Ha pasado mucha agua bajo los puentes, desde cuando en junio de 1925 el estadounidense Walter P. Chrysler constituyera la empresa que lleva todavía su nombre. Desde ese entonces, los norteamericanos y el mundo en general empezaron a rodar en automóviles producidos inicialmente en Detroit y con el paso de los años en decenas de países, incluyendo a Colombia durante algunos años.
Pero ahora el panorama es totalmente diferente y esa agua que corrió bajo los puentes podría terminar por ahogar a uno de los tres fabricante de vehículos más importantes de E.U. Al menos eso especula la prensa estadounidense, que señala que el Departamento del Tesoro se prepara para que Chrysler anuncie la próxima semana una suspensión de sus pagos, es decir, la temida bancarrota.
A pesar de los planes hechos por la compañía para restructurar sus deudas, que incluyen una alianza con la italiana Fiat, las autoridades en Washington ven poco probable que el próximo primero de mayo (fecha límite señalada por el presidente Barack Obama) la compañía presente un programa de reajustes que la desvíe de la ruta hacia la quiebra.

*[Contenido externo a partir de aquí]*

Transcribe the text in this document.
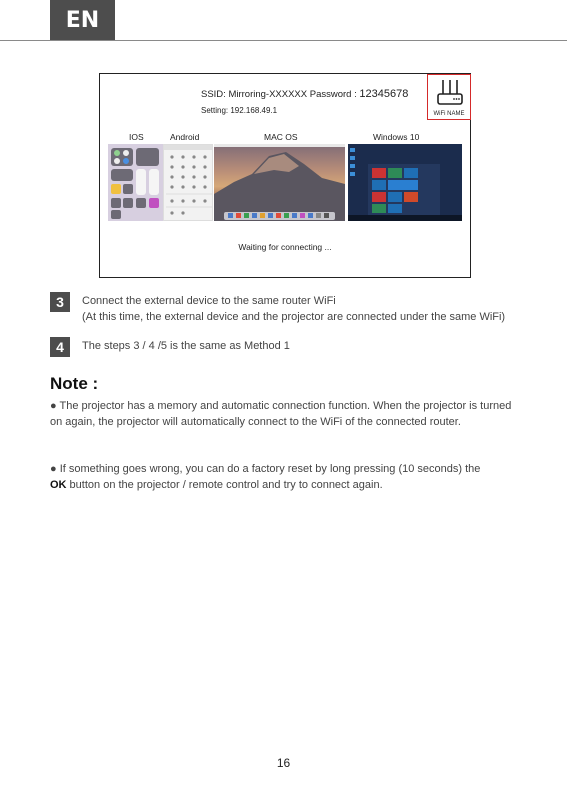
EN
SSID: Mirroring-XXXXXX Password : 12345678
Setting: 192.168.49.1	WiFi NAME
IOS	Android	MAC OS	Windows 10
Waiting for connecting ...
3	Connect the external device to the same router WiFi
(At this time, the external device and the projector are connected under the same WiFi)
4	The steps 3 / 4 /5 is the same as Method 1
Note :
● The projector has a memory and automatic connection function. When the projector is turned on again, the projector will automatically connect to the WiFi of the connected router.
● If something goes wrong, you can do a factory reset by long pressing (10 seconds) the
OK button on the projector / remote control and try to connect again.
16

Según indicó ayer la prensa, Chyrsler ofreció a sus acreedores 22 centavos por cada dólar de deuda, así como un 5 por ciento de los títulos de la nueva alianza con Fiat.
Sin embargo, la oferta está muy lejos de los 65 centavos por dólar y del 40 por ciento de las acciones de la naciente empresa que reclaman las personas a las que el fabricante no les ha cancelado sus obligaciones.
Así las cosas, la de Chrysler sería un historia con principio feliz pero con final muy triste, además representaría un fuertísimo golpe para la industria automotriz en todo el mundo.